Help with mathematical induction

The problem is 1 + 2 + 2^2 + ... + 2^(n-1) = (2^n) - 1

I'm just confused on how to add the next term to both sides because the next term is 2^n so when you plug n into the other side it doesn't change. Or is that correct?

Base step: Plug in n = 1:
1 = 2^(1) - 1 = 1, so this checks out

Then we assume that 1 + 2 + 2² + ... + 2^(n - 1) = 2^(n) - 1 is true. With this assumption, we look at the case where we replace n with n+1. Plugging this into the left side we get:
1 + 2 + 2² + ... + 2^(n - 1) + 2^((n + 1) - 1)

This is the same as:
1 + 2 + 2² + ... + 2^(n - 1) + 2^(n)

Then remember that we assumed 1 + 2 + 2² + ... + 2^(n - 1) = 2^(n) - 1 is true, so we can rewrite the above statement as:
[1 + 2 + 2² + ... + 2^(n - 1)] + 2^(n) = [2^(n) - 1)] + 2^(n)

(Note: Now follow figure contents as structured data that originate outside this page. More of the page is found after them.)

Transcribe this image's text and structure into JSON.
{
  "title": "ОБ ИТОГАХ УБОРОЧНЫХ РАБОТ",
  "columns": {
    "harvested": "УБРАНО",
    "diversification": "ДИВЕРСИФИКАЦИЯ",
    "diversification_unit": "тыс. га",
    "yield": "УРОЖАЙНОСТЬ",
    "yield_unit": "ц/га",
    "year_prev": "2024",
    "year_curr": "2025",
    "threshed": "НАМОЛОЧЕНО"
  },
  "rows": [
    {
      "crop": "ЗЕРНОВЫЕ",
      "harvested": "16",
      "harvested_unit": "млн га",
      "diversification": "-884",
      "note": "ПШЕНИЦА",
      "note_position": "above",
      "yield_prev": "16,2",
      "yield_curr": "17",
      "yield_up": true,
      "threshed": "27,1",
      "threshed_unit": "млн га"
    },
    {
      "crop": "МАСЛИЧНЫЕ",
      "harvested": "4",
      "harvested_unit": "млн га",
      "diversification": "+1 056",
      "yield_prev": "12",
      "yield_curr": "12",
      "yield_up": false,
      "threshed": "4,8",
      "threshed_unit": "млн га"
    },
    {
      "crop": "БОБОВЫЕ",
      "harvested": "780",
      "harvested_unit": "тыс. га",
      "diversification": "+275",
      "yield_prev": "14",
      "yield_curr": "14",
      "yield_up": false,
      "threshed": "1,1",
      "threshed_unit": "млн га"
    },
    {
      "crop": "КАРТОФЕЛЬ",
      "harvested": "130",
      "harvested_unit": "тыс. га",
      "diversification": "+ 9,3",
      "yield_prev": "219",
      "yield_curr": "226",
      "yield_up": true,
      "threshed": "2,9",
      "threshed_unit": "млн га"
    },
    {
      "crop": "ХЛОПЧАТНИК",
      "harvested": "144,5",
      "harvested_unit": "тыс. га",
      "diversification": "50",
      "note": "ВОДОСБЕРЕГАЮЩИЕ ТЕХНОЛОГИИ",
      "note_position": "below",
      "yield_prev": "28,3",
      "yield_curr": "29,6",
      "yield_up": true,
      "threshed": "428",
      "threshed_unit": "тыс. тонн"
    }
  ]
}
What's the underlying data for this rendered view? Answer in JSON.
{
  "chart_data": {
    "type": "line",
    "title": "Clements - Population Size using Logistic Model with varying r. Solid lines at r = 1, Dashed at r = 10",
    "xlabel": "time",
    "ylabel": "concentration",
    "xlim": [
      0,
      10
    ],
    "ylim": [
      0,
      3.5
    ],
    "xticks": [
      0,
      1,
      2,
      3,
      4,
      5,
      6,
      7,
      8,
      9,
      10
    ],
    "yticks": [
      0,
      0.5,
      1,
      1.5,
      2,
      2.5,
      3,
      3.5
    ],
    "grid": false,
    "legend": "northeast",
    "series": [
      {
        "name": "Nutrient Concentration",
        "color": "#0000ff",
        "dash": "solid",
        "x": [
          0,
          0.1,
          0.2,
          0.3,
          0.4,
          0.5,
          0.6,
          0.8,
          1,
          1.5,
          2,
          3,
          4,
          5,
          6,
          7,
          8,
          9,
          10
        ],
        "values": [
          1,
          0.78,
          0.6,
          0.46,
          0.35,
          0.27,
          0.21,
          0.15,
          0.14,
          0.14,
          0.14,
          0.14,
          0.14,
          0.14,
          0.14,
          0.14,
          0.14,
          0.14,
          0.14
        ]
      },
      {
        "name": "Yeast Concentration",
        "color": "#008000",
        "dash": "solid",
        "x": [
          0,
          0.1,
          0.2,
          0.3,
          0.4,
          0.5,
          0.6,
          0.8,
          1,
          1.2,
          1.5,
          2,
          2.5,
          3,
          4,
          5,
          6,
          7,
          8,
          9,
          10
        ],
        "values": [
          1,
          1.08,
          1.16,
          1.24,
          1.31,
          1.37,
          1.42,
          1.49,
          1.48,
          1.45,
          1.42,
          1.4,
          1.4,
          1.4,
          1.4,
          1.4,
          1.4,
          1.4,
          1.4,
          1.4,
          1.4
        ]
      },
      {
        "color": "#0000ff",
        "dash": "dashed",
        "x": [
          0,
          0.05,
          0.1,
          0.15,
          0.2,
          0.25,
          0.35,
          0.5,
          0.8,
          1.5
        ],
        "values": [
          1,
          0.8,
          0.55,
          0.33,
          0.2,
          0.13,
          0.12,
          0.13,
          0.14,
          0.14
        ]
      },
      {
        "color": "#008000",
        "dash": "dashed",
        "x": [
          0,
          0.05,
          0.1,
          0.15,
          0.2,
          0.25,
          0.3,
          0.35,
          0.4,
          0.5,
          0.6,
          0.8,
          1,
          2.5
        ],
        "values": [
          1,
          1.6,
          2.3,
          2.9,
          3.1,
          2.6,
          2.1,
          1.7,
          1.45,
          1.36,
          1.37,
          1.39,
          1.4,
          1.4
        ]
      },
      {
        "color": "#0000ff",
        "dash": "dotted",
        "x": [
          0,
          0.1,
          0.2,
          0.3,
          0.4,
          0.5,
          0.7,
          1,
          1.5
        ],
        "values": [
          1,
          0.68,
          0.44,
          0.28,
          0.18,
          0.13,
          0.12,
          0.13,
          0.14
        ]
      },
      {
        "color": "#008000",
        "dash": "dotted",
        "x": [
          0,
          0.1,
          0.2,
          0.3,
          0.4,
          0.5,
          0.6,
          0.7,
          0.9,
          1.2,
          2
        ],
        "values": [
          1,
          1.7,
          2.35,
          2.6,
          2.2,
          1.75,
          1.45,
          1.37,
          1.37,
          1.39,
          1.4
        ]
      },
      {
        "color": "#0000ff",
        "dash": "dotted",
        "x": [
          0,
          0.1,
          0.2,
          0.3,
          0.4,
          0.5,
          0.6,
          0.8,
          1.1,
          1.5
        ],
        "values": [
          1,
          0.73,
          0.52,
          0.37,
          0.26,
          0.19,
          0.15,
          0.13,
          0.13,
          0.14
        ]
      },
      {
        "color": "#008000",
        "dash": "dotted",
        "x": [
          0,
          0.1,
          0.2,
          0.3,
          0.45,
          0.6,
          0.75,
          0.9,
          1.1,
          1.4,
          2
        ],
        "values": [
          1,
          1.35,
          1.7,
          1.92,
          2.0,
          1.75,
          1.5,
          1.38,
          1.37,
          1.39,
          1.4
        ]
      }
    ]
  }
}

Now we want to show that this equals 2^(n+1) - 1. So we apply some algebra:
2^(n) - 1 + 2^(n)
= 2*2^(n) - 1
= 2^(n + 1) - 1

Thus we have shown:
1 + 2 + 2² + ... + 2^(n - 1) + 2^((n + 1) - 1) = 2^(n+1) - 1

This means we have proven the case of n+1 and by mathematical induction, 1 + 2 + 2^2 + ... + 2^(n-1) = (2^n) - 1 follows.

Not as confused as I am